4. Les bons catholiques sont ceux qui ont une foi intègre et de bonnes mœurs. En ce qui concerne la foi, s’ils veulent approfondir ses enseignements, ils font en sorte que la discussion ne soit dangereuse ni à celui qui questionne, ni à celui avec qui ils discutent, ni aux témoins de leur discussion. En enseignant, si le devoir d’enseigner leur incombe, ils s’attachent de préférence aux choses communes et certaines, et les font pénétrer dans les âmes avec une sécurité, une douceur et une confiance parfaites ; quant aux choses peu communes, lors même qu’elles brilleraient à leurs yeux de tout d’éclat de la vérité, au lieu de les enseigner ou de les affirmer positivement, ils les laissent plutôt à l’état de question, par respect pour la faiblesse de leur auditeur. Car si une vérité est d’un poids trop lourd pour les forces de celui qu’on enseigne, il faut attendre qu’il ait acquis des forces et ne pas imposer à un enfant un fardeau qui l’écrase. De là cette parole du Seigneur : « Mais lorsque le Fils de l’homme viendra, pensez-vous qu’il trouve de la foi sur la terre[2] ? » Parfois même il faut laisser la vérité dans le secret ; mais toutefois il faut en même temps laisser entrevoir l’espérance, afin que le désespoir ne glace pas les tueurs, mais qu’ils soient préparés par leurs désirs à mieux recevoir cette vérité. De là cette autre parole du Seigneur : « J’ai encore beaucoup de choses à vous dire ; mais vous ne pouvez pas les porter présentement[3]. » En ce qui concerne les mœurs, voici, en quelques mots, une règle excellente : il faut combattre l’amour des biens temporels, afin de n’être pas vaincu par lui ; ou il faut déjà l’avoir dompté et soumis, afin que, quand il essaiera de se relever, on n’ait pas de peine à le réprimer ; ou enfin, il doit être tellement anéanti, qu’il ne puisse plus en aucune manière donner signe de vie. C’est ce qui inspire le courage d’aller au-devant de la mort avec résolution, avec tranquillité d’âme, et même avec joie. Ce sont les trois genres de fruits produits par la terre fertile : les uns donnent trente, les autres soixante, d’autres cent pour un[4]. Si l’on veut sortir de cette vie dans de bonnes dispositions, il faut appartenir à l’une de ces trois catégories.

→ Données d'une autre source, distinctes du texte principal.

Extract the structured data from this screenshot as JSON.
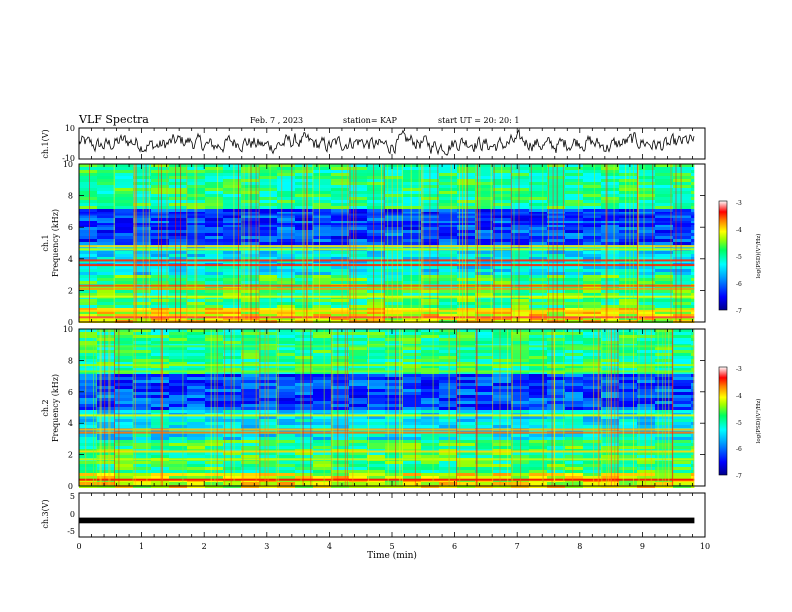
{
  "header": {
    "title": "VLF Spectra",
    "date": "Feb. 7 , 2023",
    "station": "station= KAP",
    "start_ut": "start UT =  20: 20: 1"
  },
  "colors": {
    "colormap": [
      "#00008b",
      "#0000ff",
      "#00a0ff",
      "#00ffff",
      "#00ff80",
      "#a0ff00",
      "#ffff00",
      "#ff8000",
      "#ff0000",
      "#ffffff"
    ],
    "trace": "#000000"
  },
  "chart_data": [
    {
      "type": "line",
      "panel": "ch1-waveform",
      "ylabel": "ch.1(V)",
      "ylim": [
        -10,
        10
      ],
      "yticks": [
        "10",
        "-10"
      ],
      "x_range_min": [
        0,
        9.83
      ],
      "description_values": "noisy oscillating trace around 0 V, amplitude roughly ±6 V"
    },
    {
      "type": "heatmap",
      "panel": "ch1-spectrogram",
      "ylabel": "ch.1\nFrequency (kHz)",
      "ylabel_line1": "ch.1",
      "ylabel_line2": "Frequency (kHz)",
      "ylim": [
        0,
        10
      ],
      "yticks": [
        "0",
        "2",
        "4",
        "6",
        "8",
        "10"
      ],
      "colorbar": {
        "label": "log(PSD)(V²/Hz)",
        "range": [
          -7,
          -3
        ],
        "ticks": [
          "-3",
          "-4",
          "-5",
          "-6",
          "-7"
        ]
      },
      "bands_khz": [
        {
          "f": 0.3,
          "level": -3.3
        },
        {
          "f": 0.7,
          "level": -4.0
        },
        {
          "f": 1.6,
          "level": -4.2
        },
        {
          "f": 2.1,
          "level": -3.8
        },
        {
          "f": 2.3,
          "level": -3.6
        },
        {
          "f": 3.6,
          "level": -3.5
        },
        {
          "f": 3.9,
          "level": -3.5
        },
        {
          "f": 4.6,
          "level": -4.3
        },
        {
          "f": 4.8,
          "level": -4.0
        },
        {
          "f": 6.2,
          "level": -6.5
        },
        {
          "f": 6.8,
          "level": -6.3
        }
      ]
    },
    {
      "type": "heatmap",
      "panel": "ch2-spectrogram",
      "ylabel_line1": "ch.2",
      "ylabel_line2": "Frequency (kHz)",
      "ylim": [
        0,
        10
      ],
      "yticks": [
        "0",
        "2",
        "4",
        "6",
        "8",
        "10"
      ],
      "colorbar": {
        "label": "log(PSD)(V²/Hz)",
        "range": [
          -7,
          -3
        ],
        "ticks": [
          "-3",
          "-4",
          "-5",
          "-6",
          "-7"
        ]
      },
      "bands_khz": [
        {
          "f": 0.4,
          "level": -3.4
        },
        {
          "f": 1.7,
          "level": -4.3
        },
        {
          "f": 2.2,
          "level": -4.0
        },
        {
          "f": 3.4,
          "level": -3.7
        },
        {
          "f": 3.6,
          "level": -3.9
        },
        {
          "f": 4.5,
          "level": -4.2
        },
        {
          "f": 7.3,
          "level": -4.5
        },
        {
          "f": 7.7,
          "level": -4.4
        },
        {
          "f": 8.9,
          "level": -4.6
        }
      ]
    },
    {
      "type": "line",
      "panel": "ch3-waveform",
      "ylabel": "ch.3(V)",
      "ylim": [
        -5,
        5
      ],
      "yticks": [
        "5",
        "0",
        "-5"
      ],
      "description_values": "flat thick band near -1 V across full record"
    }
  ],
  "xaxis": {
    "label": "Time  (min)",
    "range": [
      0,
      10
    ],
    "data_end": 9.83,
    "ticks": [
      "0",
      "1",
      "2",
      "3",
      "4",
      "5",
      "6",
      "7",
      "8",
      "9",
      "10"
    ]
  }
}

5. Or, il faut tolérer, jusqu’à la moisson, non pas seulement l’ivraie, que le démon a semée avec les erreurs et les fausses doctrines, quand il a semé les hérésies sous le couvert du christianisme, en se dissimulant et se cachant lui-même le plus possible, car c’est ce que signifie : « Et il s’en alla ; » mais il faut encore tolérer la paille jusqu’à ce qu’elle sera vannée. Rien ne fait mieux connaître le poids du froment que les secousses données à la paille : celui qui ne pourra pas y opposer de résistance en défendant la vérité, sortira par là même de l’unité. Cependant, sous le nom d’ivraie, le Seigneur entend, comme il le dit en finissant l’explication de cette parabole, non pas quelques scandales, mais tous les scandales et ceux qui commettent l’iniquité.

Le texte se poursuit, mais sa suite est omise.